New organ donor laws come into effect

Thursday, 31 August 2006 12:00 AM

A new law requiring hospitals to seek consent before removing organs and tissue from their patients comes into force at midnight tonight.

The Human Tissue Act 2004 was introduced following the revelation that hospitals across England were routinely taking organs from dead patients for research or education purposes without informing their relatives.

Alder Hey children's hospital in Liverpool was the most notorious, where an inquiry concluded there had been full scale removal of organs from patients between 1988 and 1955. Many of these were never even used for research purposes.

In the wake of this report, the government said the current consent laws were confusing" and needed to be updated.
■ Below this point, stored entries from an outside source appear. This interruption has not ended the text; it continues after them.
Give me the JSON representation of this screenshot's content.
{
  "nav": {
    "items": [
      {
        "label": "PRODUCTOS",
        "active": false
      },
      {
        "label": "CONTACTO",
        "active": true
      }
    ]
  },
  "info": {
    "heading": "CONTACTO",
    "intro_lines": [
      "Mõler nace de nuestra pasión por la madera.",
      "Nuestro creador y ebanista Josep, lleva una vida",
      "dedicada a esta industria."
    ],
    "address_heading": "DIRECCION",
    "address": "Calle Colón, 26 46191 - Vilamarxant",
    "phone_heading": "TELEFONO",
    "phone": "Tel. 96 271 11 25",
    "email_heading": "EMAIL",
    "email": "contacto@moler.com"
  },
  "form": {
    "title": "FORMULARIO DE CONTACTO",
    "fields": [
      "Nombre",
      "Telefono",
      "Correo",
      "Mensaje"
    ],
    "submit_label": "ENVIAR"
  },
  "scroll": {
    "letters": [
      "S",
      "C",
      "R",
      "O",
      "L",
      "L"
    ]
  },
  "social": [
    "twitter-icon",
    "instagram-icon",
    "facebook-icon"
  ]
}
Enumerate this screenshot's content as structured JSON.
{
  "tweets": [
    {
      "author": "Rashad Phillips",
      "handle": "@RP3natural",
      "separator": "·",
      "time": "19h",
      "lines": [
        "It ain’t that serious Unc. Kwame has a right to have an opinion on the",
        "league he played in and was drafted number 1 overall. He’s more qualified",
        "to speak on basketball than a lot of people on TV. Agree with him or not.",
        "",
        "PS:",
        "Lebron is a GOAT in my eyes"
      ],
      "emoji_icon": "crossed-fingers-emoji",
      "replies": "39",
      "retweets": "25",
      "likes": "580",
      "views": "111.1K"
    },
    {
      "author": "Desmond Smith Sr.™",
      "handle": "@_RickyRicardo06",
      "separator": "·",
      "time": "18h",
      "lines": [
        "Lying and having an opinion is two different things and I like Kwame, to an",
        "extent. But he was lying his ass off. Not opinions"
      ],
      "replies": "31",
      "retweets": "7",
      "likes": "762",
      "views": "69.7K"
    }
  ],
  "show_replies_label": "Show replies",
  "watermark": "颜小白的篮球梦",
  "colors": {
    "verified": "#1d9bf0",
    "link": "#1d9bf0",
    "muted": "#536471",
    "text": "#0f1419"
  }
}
It proposed the new act after a 2001 census revealed that 105,000 body parts were being held in hospitals across the country.

The new law would require all post-mortem services, anatomy schools and research units storing human tissue to be licenced by the new Human Tissue Authority (HTA), and also ensure consent must be given for body parts, organs or tissue to be removed.

In addition, the Human Tissue Act prevents families from overruling the wishes of their dead relatives to donate their organs or tissue - from midnight, patients who have signed the organ donor register, or have an organ donor card, must have their wishes respected.

HTA chief executive Andrew McNeil made clear that this did not mean surgeons would "trample roughshod over the family's concerns" about the removal of an organ for donation, but said it would give a legal basis for what the patient wanted.

The managing director of UK Transplant, Chris Rudge, said there could be anything up to 1,200 extra transplants a year because of the new law - he claimed that the wishes of one in ten of the UK's 13.5 million would-be donors are overruled by their families.

The Human Tissue Act will make it illegal to traffic in human material for transplantation, and will also create a new offence of DNA "theft" which would, for example, make it illegal to carry out a paternity test without someone's consent.

Health minister Rosie Winterton said the new law was a "huge milestone" and insisted the new regulatory system for organ transplants, which will be overseen by the HTA, would promote high professional standards and provide protection for patients.